When evening came, my orders were to wait outside for Arthur and take him around behind the house so that he might not see who came in. This I faithfully did; so there were Dreiser and his wife, and Rob Wagner and his wife, and Craig’s sister, Dolly, and her husband. They were seated in a semidark room; and when I brought Arthur in, he went straight to the armchair provided, leaned back in it with his eyes toward the ceiling, and covered his eyes with a silk handkerchief, which is his practice.
Presently came the voice that Ford calls Fletcher. “Fletcher” speaks quietly and without a trace of emotion. He said there was a spirit present who had been killed in a strange accident. He had been crossing a street when a team of runaway horses came galloping, and the center pole had struck him in the chest. And then there was a spirit victim of another strange accident. This man had been in a warship when one of the guns had somehow backfired and killed him. And then there was a newspaperman and quite a long conversation about various matters that I have forgotten. I told the full details in an article for the Psychic Observer but do not have a copy at hand.
At that point in the séance there came a tap on the door, and Mrs. Gartz came in with one of her nephews. She had known nothing about the séance; being highly antagonistic, she had not been invited. Fletcher said, “There is a strong Catholic influence here, but there will be a divorce.”

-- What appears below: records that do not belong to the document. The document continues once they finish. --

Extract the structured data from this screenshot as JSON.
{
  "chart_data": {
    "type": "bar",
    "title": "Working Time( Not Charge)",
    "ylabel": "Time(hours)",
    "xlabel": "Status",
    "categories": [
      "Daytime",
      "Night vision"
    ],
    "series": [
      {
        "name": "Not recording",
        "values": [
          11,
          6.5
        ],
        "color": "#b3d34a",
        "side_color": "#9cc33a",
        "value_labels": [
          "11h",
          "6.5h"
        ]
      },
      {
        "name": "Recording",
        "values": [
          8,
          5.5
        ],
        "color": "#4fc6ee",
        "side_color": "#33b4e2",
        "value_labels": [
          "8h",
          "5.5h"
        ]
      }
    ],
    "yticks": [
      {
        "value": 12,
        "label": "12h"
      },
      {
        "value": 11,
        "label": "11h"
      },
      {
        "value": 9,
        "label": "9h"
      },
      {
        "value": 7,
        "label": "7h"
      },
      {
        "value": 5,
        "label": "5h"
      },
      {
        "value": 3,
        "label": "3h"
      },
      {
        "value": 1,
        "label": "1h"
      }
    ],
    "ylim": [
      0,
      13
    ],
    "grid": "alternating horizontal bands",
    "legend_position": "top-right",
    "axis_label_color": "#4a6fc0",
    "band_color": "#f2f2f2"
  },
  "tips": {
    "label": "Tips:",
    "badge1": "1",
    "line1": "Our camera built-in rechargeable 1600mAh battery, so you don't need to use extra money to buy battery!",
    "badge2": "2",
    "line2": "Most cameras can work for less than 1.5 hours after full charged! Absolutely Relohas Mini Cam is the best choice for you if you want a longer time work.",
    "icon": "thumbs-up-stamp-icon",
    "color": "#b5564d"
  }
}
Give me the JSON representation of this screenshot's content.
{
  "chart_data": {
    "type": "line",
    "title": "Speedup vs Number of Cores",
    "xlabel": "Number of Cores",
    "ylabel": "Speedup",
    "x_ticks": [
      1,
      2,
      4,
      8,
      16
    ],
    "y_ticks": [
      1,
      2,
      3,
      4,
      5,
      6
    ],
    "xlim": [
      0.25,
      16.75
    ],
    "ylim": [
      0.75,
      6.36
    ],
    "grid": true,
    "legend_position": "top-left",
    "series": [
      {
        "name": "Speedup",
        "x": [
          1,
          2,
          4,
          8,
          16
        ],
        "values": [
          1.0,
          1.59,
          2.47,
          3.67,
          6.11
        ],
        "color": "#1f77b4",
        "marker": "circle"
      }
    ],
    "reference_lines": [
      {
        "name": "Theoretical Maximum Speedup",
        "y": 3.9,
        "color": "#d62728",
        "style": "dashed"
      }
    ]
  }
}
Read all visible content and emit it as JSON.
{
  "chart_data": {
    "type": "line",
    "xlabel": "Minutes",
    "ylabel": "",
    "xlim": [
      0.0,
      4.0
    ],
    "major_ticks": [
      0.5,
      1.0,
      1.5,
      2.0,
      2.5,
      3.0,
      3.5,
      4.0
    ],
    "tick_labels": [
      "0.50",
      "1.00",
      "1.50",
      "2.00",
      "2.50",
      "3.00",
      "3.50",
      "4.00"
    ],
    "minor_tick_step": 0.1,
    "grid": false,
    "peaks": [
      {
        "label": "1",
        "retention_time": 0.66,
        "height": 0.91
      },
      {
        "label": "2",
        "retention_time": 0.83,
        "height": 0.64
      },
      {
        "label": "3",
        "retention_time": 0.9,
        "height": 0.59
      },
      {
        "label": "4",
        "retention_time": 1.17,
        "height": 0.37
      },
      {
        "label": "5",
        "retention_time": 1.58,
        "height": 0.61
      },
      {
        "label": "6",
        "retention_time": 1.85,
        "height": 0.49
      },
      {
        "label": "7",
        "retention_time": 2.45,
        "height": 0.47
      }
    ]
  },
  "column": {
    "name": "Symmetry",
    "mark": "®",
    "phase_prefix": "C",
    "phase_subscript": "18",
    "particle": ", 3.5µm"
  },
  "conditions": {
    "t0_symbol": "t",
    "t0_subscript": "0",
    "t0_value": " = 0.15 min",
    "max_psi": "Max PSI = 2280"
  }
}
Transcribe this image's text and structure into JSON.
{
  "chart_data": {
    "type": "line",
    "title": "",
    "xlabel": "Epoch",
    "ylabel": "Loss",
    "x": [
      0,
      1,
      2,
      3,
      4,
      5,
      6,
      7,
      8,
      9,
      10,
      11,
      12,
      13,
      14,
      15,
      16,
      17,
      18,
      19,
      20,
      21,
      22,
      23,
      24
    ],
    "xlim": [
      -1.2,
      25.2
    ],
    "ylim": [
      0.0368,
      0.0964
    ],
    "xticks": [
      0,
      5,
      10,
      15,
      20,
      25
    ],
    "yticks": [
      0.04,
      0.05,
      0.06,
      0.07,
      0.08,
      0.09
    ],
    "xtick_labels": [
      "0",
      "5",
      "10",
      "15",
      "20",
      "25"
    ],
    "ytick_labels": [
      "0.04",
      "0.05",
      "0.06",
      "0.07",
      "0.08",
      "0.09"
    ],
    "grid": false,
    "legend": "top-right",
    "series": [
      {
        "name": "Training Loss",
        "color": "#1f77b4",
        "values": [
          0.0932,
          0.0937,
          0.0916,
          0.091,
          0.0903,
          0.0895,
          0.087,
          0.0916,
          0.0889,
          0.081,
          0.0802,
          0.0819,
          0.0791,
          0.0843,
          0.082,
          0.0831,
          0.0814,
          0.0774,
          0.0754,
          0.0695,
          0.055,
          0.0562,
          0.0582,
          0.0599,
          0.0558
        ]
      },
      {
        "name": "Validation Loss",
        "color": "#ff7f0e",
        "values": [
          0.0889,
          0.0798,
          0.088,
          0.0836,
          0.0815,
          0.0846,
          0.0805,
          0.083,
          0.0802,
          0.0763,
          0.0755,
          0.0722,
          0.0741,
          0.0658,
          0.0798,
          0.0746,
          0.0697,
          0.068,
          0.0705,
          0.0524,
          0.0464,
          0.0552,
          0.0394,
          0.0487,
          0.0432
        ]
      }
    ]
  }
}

That ended the affair, possibly because of Mrs. Gartz’s hostile attitude. The lights were turned up, and the various guests spoke in turn. Bob Irwin, Craig’s brother-in-law, said that his young brother had been killed by exactly such a runaway team; Rob Wagner said that his brother had been killed in the Navy in a gun accident. Theodore Dreiser had been a journalist, but he denied that he had ever known such a man or heard of any such events as had come out in the séance. Mrs. Gartz’s nephew said that he was a Catholic, but there would surely not be any divorce.
So ended the evening; but the day after the next there came to Craig a letter from Helen Dreiser saying that she was embarrassed to tell us that Theodore had been drinking and had slept through the séance and not heard a word. When she had repeated to him the various statements, he admitted that he knew such a man and that the events mentioned had occurred.
The predicted divorce did not occur until a month or two later, when the wife of the Gartz nephew divorced him.
And now all the skeptics can put their wits to work and find out how Arthur Ford got all those facts about people he had never met, and about whom we had made such efforts at secrecy. I don’t like to be fooled any more than the next man, but I agree with Professor McDougall and Professor Rhine that it is the duty of science to investigate such events and find out what are the forces by which they are brought about.
Just by way of fun, I will add that Professor McDougall established his department of parapsychology, and Professor Rhine has carried it on; one of the things they have proved is that when Negroes shooting craps snap their fingers and cry “Come seven! Come eleven!” they really are influencing the dice. Rhine’s investigators have caused millions of dice to be thrown mechanically, and observers have willed certain numbers to come, and the numbers have come. The chances for the successes having happened accidentally are up in the billions. Most embarrassing—but it happens!